Purpose: The purpose of this study was to provide quantitative evidence of patients' tolerance for therapeutic risks associated with psoriasis treatments that could offer psoriasis improvements beyond the PASI 75 benchmark.
Materials and methods: We used a discrete-choice experiment in which respondents chose between competing psoriasis treatments characterized by benefits (i.e. reduced plaque severity, reduced plaque area), risks (i.e. 10-year risk of tuberculosis, 10-year risk of death from infection), and treatment regimen. We analyzed choice data using random-parameters logit models for psoriasis affecting the body, face, or hands.
Results: Of 927 eligible members of the National Psoriasis Foundation who completed the survey, 28% were unwilling to accept any greater risk of treatment-related infection mortality.
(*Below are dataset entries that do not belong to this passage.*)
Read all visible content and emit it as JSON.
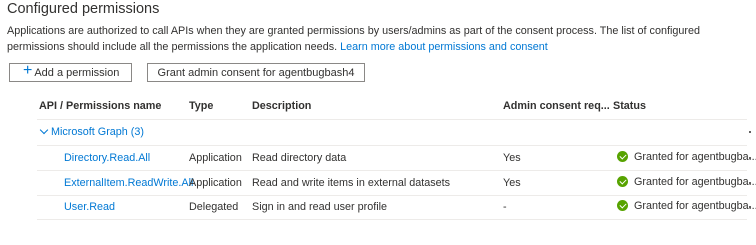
{
  "section": {
    "title": "Configured permissions",
    "description_part1": "Applications are authorized to call APIs when they are granted permissions by users/admins as part of the consent process. The list of configured permissions should include all the permissions the application needs. ",
    "learn_more_link": "Learn more about permissions and consent"
  },
  "toolbar": {
    "add_permission_label": "Add a permission",
    "grant_consent_label": "Grant admin consent for agentbugbash4"
  },
  "table": {
    "headers": {
      "api": "API / Permissions name",
      "type": "Type",
      "description": "Description",
      "admin_consent": "Admin consent req...",
      "status": "Status"
    },
    "group": {
      "label": "Microsoft Graph (3)"
    },
    "rows": [
      {
        "name": "Directory.Read.All",
        "type": "Application",
        "description": "Read directory data",
        "admin_consent": "Yes",
        "status": "Granted for agentbugba..."
      },
      {
        "name": "ExternalItem.ReadWrite.All",
        "type": "Application",
        "description": "Read and write items in external datasets",
        "admin_consent": "Yes",
        "status": "Granted for agentbugba..."
      },
      {
        "name": "User.Read",
        "type": "Delegated",
        "description": "Sign in and read user profile",
        "admin_consent": "-",
        "status": "Granted for agentbugba..."
      }
    ]
  },
  "icons": {
    "add": "plus-icon",
    "expand": "chevron-down-icon",
    "granted": "checkmark-circle-icon",
    "more": "more-options-icon"
  },
  "colors": {
    "link": "#0078d4",
    "granted": "#57a300",
    "text": "#323130"
  }
}
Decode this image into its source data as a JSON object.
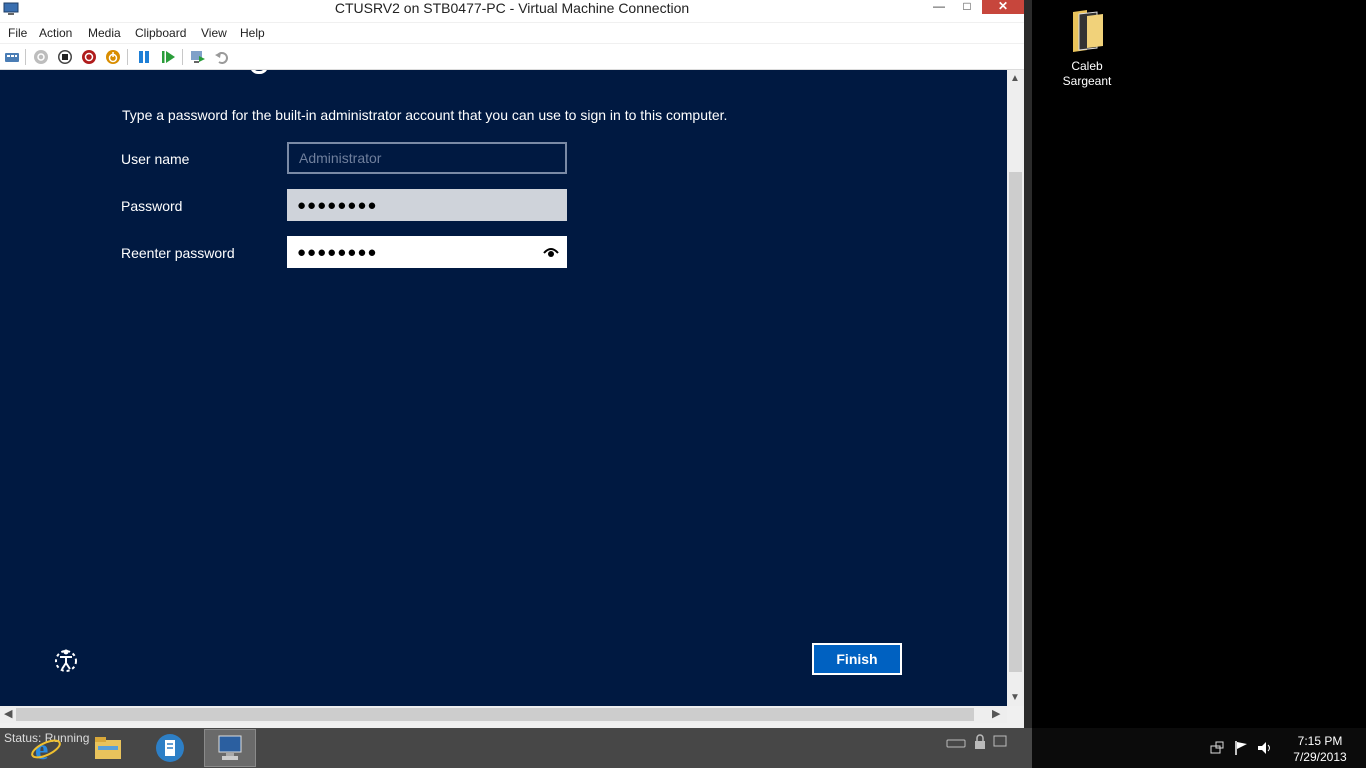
{
  "window": {
    "title": "CTUSRV2 on STB0477-PC - Virtual Machine Connection",
    "minimize_glyph": "—",
    "maximize_glyph": "□",
    "close_glyph": "✕"
  },
  "menu": [
    "File",
    "Action",
    "Media",
    "Clipboard",
    "View",
    "Help"
  ],
  "toolbar": {
    "icons": [
      "ctrl-alt-del-icon",
      "start-icon",
      "turn-off-icon",
      "shut-down-icon",
      "save-icon",
      "pause-icon",
      "reset-icon",
      "checkpoint-icon",
      "revert-icon"
    ]
  },
  "setup": {
    "instruction": "Type a password for the built-in administrator account that you can use to sign in to this computer.",
    "username_label": "User name",
    "username_placeholder": "Administrator",
    "password_label": "Password",
    "password_value": "●●●●●●●●",
    "reenter_label": "Reenter password",
    "reenter_value": "●●●●●●●●",
    "finish_label": "Finish"
  },
  "desktop": {
    "icon_label_line1": "Caleb",
    "icon_label_line2": "Sargeant"
  },
  "statusbar": {
    "text": "Status: Running"
  },
  "taskbar": {
    "apps": [
      "internet-explorer-icon",
      "file-explorer-icon",
      "server-manager-icon",
      "vm-connection-icon"
    ],
    "time": "7:15 PM",
    "date": "7/29/2013"
  },
  "colors": {
    "guest_background": "#001941",
    "finish_button": "#0061c1",
    "close_button": "#c7463c"
  }
}
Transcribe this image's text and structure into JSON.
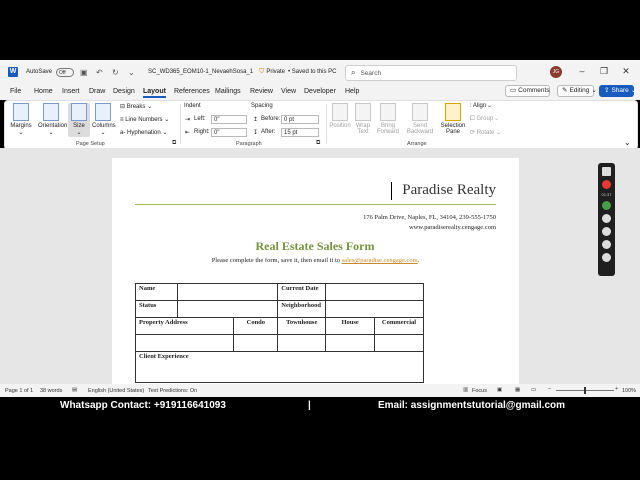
{
  "titlebar": {
    "app_icon": "word-icon",
    "autosave_label": "AutoSave",
    "autosave_state": "Off",
    "filename": "SC_WD365_EOM10-1_NevaehSosa_1",
    "privacy": "Private",
    "save_state": "• Saved to this PC",
    "search_placeholder": "Search",
    "avatar_initials": "JG"
  },
  "menu": {
    "items": [
      "File",
      "Home",
      "Insert",
      "Draw",
      "Design",
      "Layout",
      "References",
      "Mailings",
      "Review",
      "View",
      "Developer",
      "Help"
    ],
    "active": "Layout",
    "comments_label": "Comments",
    "editing_label": "Editing",
    "share_label": "Share"
  },
  "ribbon": {
    "page_setup": {
      "label": "Page Setup",
      "margins": "Margins",
      "orientation": "Orientation",
      "size": "Size",
      "columns": "Columns",
      "breaks": "Breaks",
      "line_numbers": "Line Numbers",
      "hyphenation": "Hyphenation"
    },
    "paragraph": {
      "label": "Paragraph",
      "indent_title": "Indent",
      "spacing_title": "Spacing",
      "left_label": "Left:",
      "left_value": "0\"",
      "right_label": "Right:",
      "right_value": "0\"",
      "before_label": "Before:",
      "before_value": "0 pt",
      "after_label": "After:",
      "after_value": "15 pt"
    },
    "arrange": {
      "label": "Arrange",
      "position": "Position",
      "wrap_text": "Wrap Text",
      "bring_forward": "Bring Forward",
      "send_backward": "Send Backward",
      "selection_pane": "Selection Pane",
      "align": "Align",
      "group": "Group",
      "rotate": "Rotate"
    }
  },
  "document": {
    "company": "Paradise Realty",
    "address": "176 Palm Drive, Naples, FL, 34104, 239-555-1750",
    "website": "www.paradiserealty.cengage.com",
    "form_title": "Real Estate Sales Form",
    "instructions_prefix": "Please complete the form, save it, then email it to ",
    "email_link": "sales@paradise.cengage.com",
    "instructions_suffix": ".",
    "table": {
      "name": "Name",
      "current_date": "Current Date",
      "status": "Status",
      "neighborhood": "Neighborhood",
      "property_address": "Property Address",
      "condo": "Condo",
      "townhouse": "Townhouse",
      "house": "House",
      "commercial": "Commercial",
      "client_experience": "Client Experience"
    }
  },
  "statusbar": {
    "page": "Page 1 of 1",
    "words": "38 words",
    "language": "English (United States)",
    "predictions": "Text Predictions: On",
    "focus": "Focus",
    "zoom": "100%"
  },
  "recorder": {
    "timer": "01:37"
  },
  "footer": {
    "whatsapp": "Whatsapp Contact: +919116641093",
    "separator": "|",
    "email": "Email: assignmentstutorial@gmail.com"
  },
  "colors": {
    "accent": "#185abd",
    "title_green": "#76923c",
    "link_orange": "#c0504d"
  }
}
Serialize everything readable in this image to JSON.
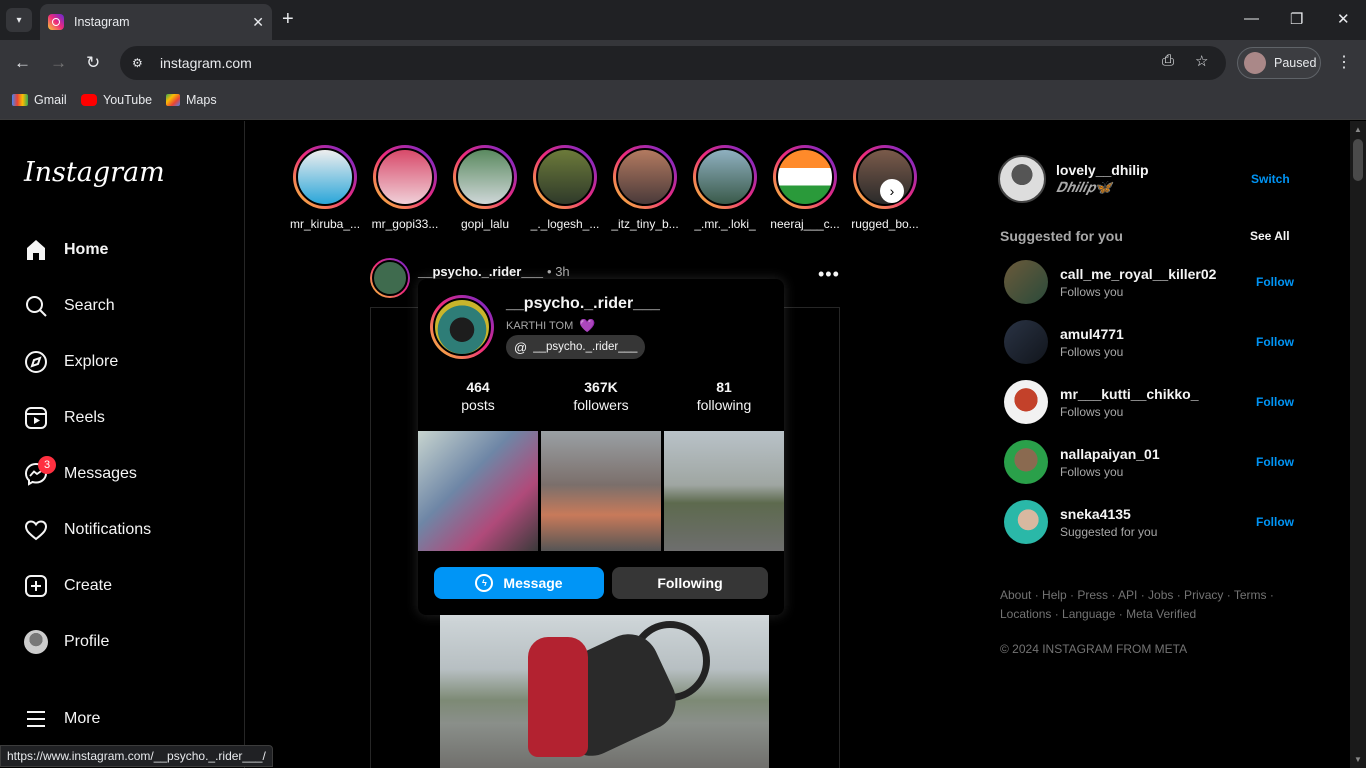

Among the remaining 72%, respondents were willing to accept higher risks of infection-related mortality associated with treatment to completely remove plaques covering only 1% of the body, compared to reducing lesions from 10 to 1% of the affected area. This finding was more pronounced for lesions on the face.
Conclusions: Most patients placed greater value on eliminating even very small plaques compared to avoiding treatment-related risks. The perceived importance of complete versus near-complete clearance was stronger than previously documented.
Keywords: Psoriasis; benefit-risk; discrete-choice experiment; patient preferences; skin clearance; tradeoffs.